A Belgian lawmaker said he had been on an anti-terrorist police watchlist after being radicalized in jail, apparently as a convert to Islam – raising questions about why he seems to have been freed unsupervized and expected to return.
Officials said the man attacked the policewomen, aged 45 and 53, from behind with a knife – described as a box-cutter by RTBF – around 10:30 a.m. (0830 GMT) on a boulevard in the center of Belgium’s third city, near the German border.
After slashing the officers, the man seized their handguns and shot both. He shot dead a 22-year-old trainee teacher who was sitting in a car before entering a high school about 100 meters (yards) away and taking two female employees hostage.
That triggered a major intervention by armed police. Pupils were moved to safety as a gunbattle broke out that sent people in the street racing for cover. Four police officers were wounded before the attacker was finally killed.
“The goal of the assassin was to target the police,” Liege police chief Christian Beaupere told a news conference.

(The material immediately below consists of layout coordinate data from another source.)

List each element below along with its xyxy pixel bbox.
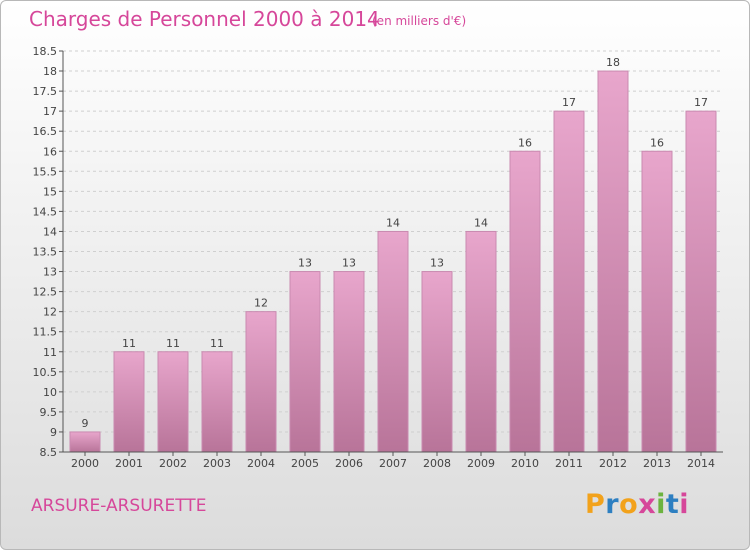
y-tick-label: 9.5 xyxy=(40,406,58,419)
axes: 8.5 9 9.5 10 10.5 11 11.5 12 12.5 13 13.5 14 14.5 15 1… xyxy=(33,45,723,470)
y-tick-label: 17 xyxy=(43,105,57,118)
y-tick-label: 13.5 xyxy=(33,246,58,259)
y-tick-label: 18.5 xyxy=(33,45,58,58)
x-tick-label: 2014 xyxy=(687,457,715,470)
bar-value-label: 16 xyxy=(518,136,532,149)
bar xyxy=(641,150,673,453)
x-tick-label: 2009 xyxy=(467,457,495,470)
y-tick-label: 9 xyxy=(50,426,57,439)
x-tick-label: 2004 xyxy=(247,457,275,470)
chart-subtitle: (en milliers d'€) xyxy=(372,14,467,28)
bar xyxy=(465,230,497,453)
bar-value-label: 13 xyxy=(342,257,356,270)
y-tick-label: 14 xyxy=(43,225,57,238)
bar-value-label: 12 xyxy=(254,297,268,310)
bar-value-label: 18 xyxy=(606,56,620,69)
x-tick-label: 2011 xyxy=(555,457,583,470)
logo-letter: i xyxy=(679,489,690,520)
bar-value-label: 11 xyxy=(210,337,224,350)
bar xyxy=(377,230,409,453)
bar-value-label: 11 xyxy=(166,337,180,350)
bar xyxy=(421,271,453,453)
bar-value-label: 13 xyxy=(298,257,312,270)
bar-value-label: 9 xyxy=(82,417,89,430)
bar xyxy=(157,351,189,453)
x-tick-label: 2013 xyxy=(643,457,671,470)
y-tick-label: 15 xyxy=(43,185,57,198)
bar xyxy=(333,271,365,453)
bar xyxy=(201,351,233,453)
x-tick-label: 2012 xyxy=(599,457,627,470)
y-tick-label: 16 xyxy=(43,145,57,158)
bar xyxy=(597,70,629,453)
y-tick-label: 16.5 xyxy=(33,125,58,138)
y-tick-label: 8.5 xyxy=(40,446,58,459)
bar xyxy=(69,431,101,453)
y-tick-label: 10.5 xyxy=(33,366,58,379)
bar-value-label: 16 xyxy=(650,136,664,149)
chart-title: Charges de Personnel 2000 à 2014 xyxy=(29,7,380,31)
bar xyxy=(685,110,717,453)
proxiti-logo: Proxiti xyxy=(585,489,689,520)
x-tick-label: 2003 xyxy=(203,457,231,470)
y-tick-label: 11.5 xyxy=(33,326,58,339)
logo-letter: x xyxy=(638,489,657,520)
x-tick-label: 2008 xyxy=(423,457,451,470)
y-tick-label: 12 xyxy=(43,306,57,319)
x-tick-label: 2010 xyxy=(511,457,539,470)
y-tick-label: 18 xyxy=(43,65,57,78)
y-tick-label: 11 xyxy=(43,346,57,359)
y-tick-label: 17.5 xyxy=(33,85,58,98)
bar-value-label: 14 xyxy=(474,216,488,229)
bar xyxy=(113,351,145,453)
x-tick-label: 2005 xyxy=(291,457,319,470)
bar-value-label: 11 xyxy=(122,337,136,350)
y-tick-label: 12.5 xyxy=(33,286,58,299)
logo-letter: t xyxy=(665,489,680,520)
bar xyxy=(553,110,585,453)
logo-letter: i xyxy=(656,489,666,520)
bar xyxy=(245,311,277,453)
bars: 9 11 11 11 12 13 13 14 13 14 16 17 18 16 17 xyxy=(69,56,717,453)
x-tick-label: 2000 xyxy=(71,457,99,470)
logo-letter: r xyxy=(605,489,620,520)
bar xyxy=(289,271,321,453)
bar-value-label: 17 xyxy=(562,96,576,109)
y-tick-label: 15.5 xyxy=(33,165,58,178)
bar-value-label: 14 xyxy=(386,216,400,229)
y-tick-label: 14.5 xyxy=(33,205,58,218)
bar-value-label: 17 xyxy=(694,96,708,109)
y-tick-label: 13 xyxy=(43,266,57,279)
place-name: ARSURE-ARSURETTE xyxy=(31,496,207,516)
bar-value-label: 13 xyxy=(430,257,444,270)
bar xyxy=(509,150,541,453)
logo-letter: P xyxy=(585,489,606,520)
x-tick-label: 2006 xyxy=(335,457,363,470)
x-tick-label: 2002 xyxy=(159,457,187,470)
x-tick-label: 2007 xyxy=(379,457,407,470)
logo-letter: o xyxy=(619,489,639,520)
x-tick-label: 2001 xyxy=(115,457,143,470)
y-tick-label: 10 xyxy=(43,386,57,399)
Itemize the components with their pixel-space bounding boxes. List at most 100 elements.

The attacker’s profile showed up concerns about the risks of petty criminals, including those not from Muslim backgrounds, being inspired to Islamist violence while incarcerated. Convicts have been behind several recent attacks in Europe, including some using little more weaponry than a knife or rental truck.
The national crisis center, on high alert since attacks by Islamic State in Paris and Brussels in the past three years, said it had not raised its alert level – an indication the man was acting alone and so follow-up attacks were not expected.
La Libre Belgique newspaper quoted a police source as saying the gunman shouted “Allahu Akbar” – God is greatest in Arabic. Beaupere declined to comment when asked about that.
A Koran and prayer rug were found during a search of his cell, Paris-Match magazine said. Belgian media said he had been put on the radical watchlist last year. De Standaard newspaper said police also suspected him of the murder late on Monday of a criminal associate whose body was found south of Liege.
Confirming that the attacker was on the police watchlist, lawmaker George Dallemagne, who sits on several Belgian parliamentary security committees, tweeted: “The supervision of radicalized prisoners remains tragically flawed.”